In Chapter 10 NLP “Fine Tuning the Language Model” it shows Jeremy’s learn.fit_one_cycle taking 11minutes.

Mine takes 1hr 45 minutes and I had to downsize the ‘batch size’ = 64 and ‘sequence length’ =40 just to avoid getting CUDA OOM error.

I’m using a paperspace 30G GPU.

I sense that something is wrong. Does anyone know why it’s taking so long or where I could look for tips on speeding it up?

any help at all would be much appreciated

Screen Shot 2021-08-04 at 10.29.24 AM

VishnuSubramanian · August 8, 2021, 5:20am

I am not sure if the 30G is GPU memory. It could be probably CPU memory. I tried running the same code on RTX 5000 in jarvislabs.ai, it took approximately 13.46 seconds.

bwarner · August 8, 2021, 5:20am

Since you are getting a CUDA OOM error, it sounds like the model is being trained on the GPU and not via CPU.

I’m not seeing a Paperspace 30G GPU on their instance list, but if it’s one of the cheaper GPUs, perhaps a M4000 or P4000, those both have significantly less RAM and compute power then the Titan RTX which the lesson was ran on.

If that’s the case, you’d have better luck using Colab or Kaggle. Kaggle’s P100s are still a lot slower than the Titan RTX, but should be leaps and bounds better than a M4000 or P4000. Likewise a T4 on the free tier of Colab will be slower but also should be an improvement, especially if you used Mixed Precision.

daveramseymusic · August 9, 2021, 1:44pm

Thanks so much for replying. I might try Kaggle or Colab next.

Currently, it’s showing that I’m using the Free P5000 (30GB, 8CPUs)
Screen Shot 2021-08-09 at 9.38.49 AM

before I was using the M4000.

daveramseymusic · September 15, 2021, 8:21pm

Update!

About 3 weeks ago I splurged and started paying $8 per month to get access to more GPUs

Currently I find the Free-RTX4000 30GPU Ram | 8CPUs to be very fast and almost always available.

In case anyone is looking to upgrade I found this simple and well worth it.

rogerbock · January 18, 2022, 2:33pm

I am running into a similar problem. When I run on a TPU on Google Colab, it looks like the below cell will take hours to complete.

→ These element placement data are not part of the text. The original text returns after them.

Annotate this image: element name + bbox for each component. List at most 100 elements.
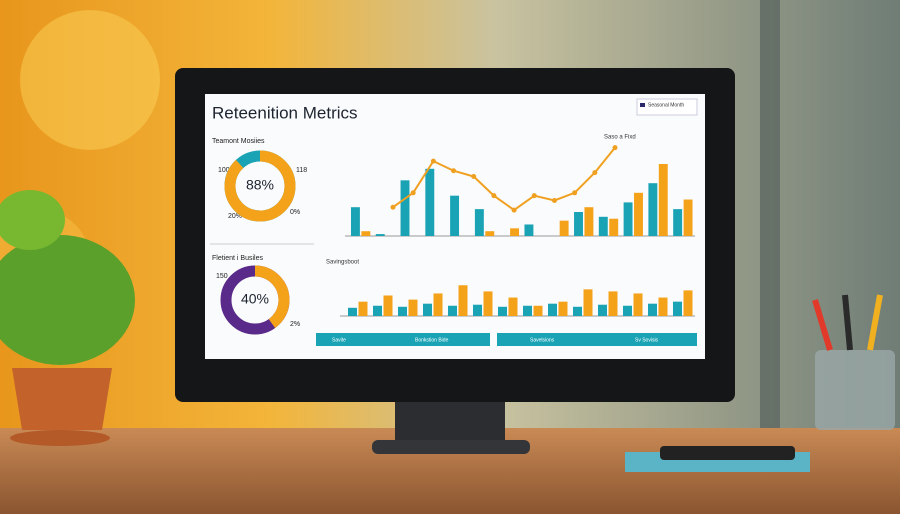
plant <box>0 190 65 250</box>
bar <box>648 303 657 316</box>
bar <box>524 224 534 236</box>
bar <box>383 295 393 316</box>
trend-line <box>392 147 616 212</box>
trend-point <box>592 170 598 176</box>
bar <box>658 297 668 316</box>
bar <box>423 303 432 316</box>
bar <box>523 305 532 316</box>
trend-point <box>491 193 497 199</box>
bar <box>498 306 507 316</box>
pot <box>12 368 112 430</box>
footer-text: Savite <box>332 337 346 343</box>
footer-bar <box>497 333 697 346</box>
bokeh <box>20 10 160 150</box>
trend-point <box>531 193 537 199</box>
footer-text: Sv Sovisis <box>635 337 659 343</box>
bar <box>559 220 569 236</box>
monitor-base <box>372 440 530 454</box>
bar <box>584 207 594 236</box>
footer-text: Savelsions <box>530 337 555 343</box>
bar <box>598 304 607 316</box>
trend-point <box>572 190 578 196</box>
donut-label: 88% <box>246 177 274 193</box>
trend-point <box>430 158 436 164</box>
bar <box>583 289 593 316</box>
trend-point <box>471 173 477 179</box>
phone <box>660 446 795 460</box>
bar <box>425 168 435 236</box>
bar <box>548 303 557 316</box>
chart-annotation: Saso a Fixd <box>604 135 636 141</box>
trend-point <box>551 197 557 203</box>
bar <box>623 202 633 236</box>
bar <box>634 192 643 236</box>
donut-arc <box>224 150 296 222</box>
legend-text: Seasonal Month <box>648 102 684 108</box>
pencil <box>867 294 883 351</box>
pencil <box>812 299 833 351</box>
donut-corner-label: 100 <box>218 167 230 174</box>
donut-corner-label: 118 <box>296 167 307 174</box>
bar <box>361 231 371 236</box>
bar <box>400 180 410 236</box>
bar <box>623 305 632 316</box>
bar <box>558 301 568 316</box>
bar <box>648 183 658 236</box>
pencil <box>842 294 853 351</box>
bar <box>510 228 520 236</box>
plant <box>0 235 135 365</box>
trend-point <box>612 145 618 151</box>
donut-corner-label: 150 <box>216 273 228 280</box>
bar <box>658 164 668 236</box>
bar <box>609 218 619 236</box>
bar <box>608 291 618 316</box>
panel-caption: Fletient i Busiles <box>212 255 263 262</box>
bar <box>458 285 468 316</box>
donut-corner-label: 20% <box>228 213 242 220</box>
trend-point <box>390 204 396 210</box>
bar <box>574 212 583 236</box>
trend-point <box>511 207 517 213</box>
bar <box>373 305 382 316</box>
monitor-stand <box>395 398 505 443</box>
bar <box>375 234 385 236</box>
bar <box>673 301 682 316</box>
bar <box>398 306 407 316</box>
bar <box>598 216 608 236</box>
bar <box>673 209 683 236</box>
footer-text: Bonkstion Bide <box>415 337 449 343</box>
donut-corner-label: 2% <box>290 321 300 328</box>
donut-label: 40% <box>241 291 269 307</box>
pot-saucer <box>10 430 110 446</box>
trend-point <box>451 168 457 174</box>
trend-point <box>410 190 416 196</box>
bar <box>533 305 543 316</box>
bar <box>448 305 457 316</box>
legend-box <box>636 98 698 116</box>
donut-corner-label: 0% <box>290 209 300 216</box>
bar <box>508 297 518 316</box>
footer-bar <box>316 333 490 346</box>
bar <box>450 195 460 236</box>
chart-caption: Savingsboot <box>326 260 359 266</box>
window-frame <box>760 0 780 430</box>
bar <box>408 299 418 316</box>
bar <box>483 291 493 316</box>
bar <box>433 293 443 316</box>
dashboard-title: Reteenition Metrics <box>212 103 358 122</box>
bar <box>683 290 693 316</box>
bar <box>474 209 484 236</box>
bar <box>633 293 643 316</box>
legend-swatch <box>640 103 645 107</box>
bar <box>358 301 368 316</box>
panel-caption: Teamont Mosiies <box>212 138 265 145</box>
bar <box>573 306 582 316</box>
bar <box>350 207 360 236</box>
bar <box>348 307 357 316</box>
pencil-cup <box>815 350 895 430</box>
donut-arc <box>220 265 290 335</box>
bar <box>683 199 693 236</box>
bar <box>473 304 482 316</box>
bar <box>485 231 495 236</box>
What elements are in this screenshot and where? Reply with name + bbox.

from fastai.text.all import *

dls = TextDataLoaders.from_folder(untar_data(URLs.IMDB), valid='test')
learn = text_classifier_learner(dls, AWD_LSTM, drop_mult=0.5, metrics=accuracy)
learn.fine_tune(4, 1e-2)

daveramseymusic · January 20, 2022, 3:05pm

Hey Roger. You might try paper space just for one month to see if that RTX4000 runs faster for you. They also have faster GPUs you can rent by the hour for a couple of dollars an hour.

note: I never seemed to get mine to run as quickly as Jeremy’s example, but about twice as fast was super useful.

bwarner · January 20, 2022, 9:05pm

Fastai currently doesn’t support TPUs, so unless you are using a custom callback your code is training on CPU. A GPU instance should train faster (even a K80, I’d imagine).

thelastjedi · June 10, 2022, 12:26pm

I am also using Paperspace Pro and running on RTX 5000, but training time is still ~1hr. What is your training time?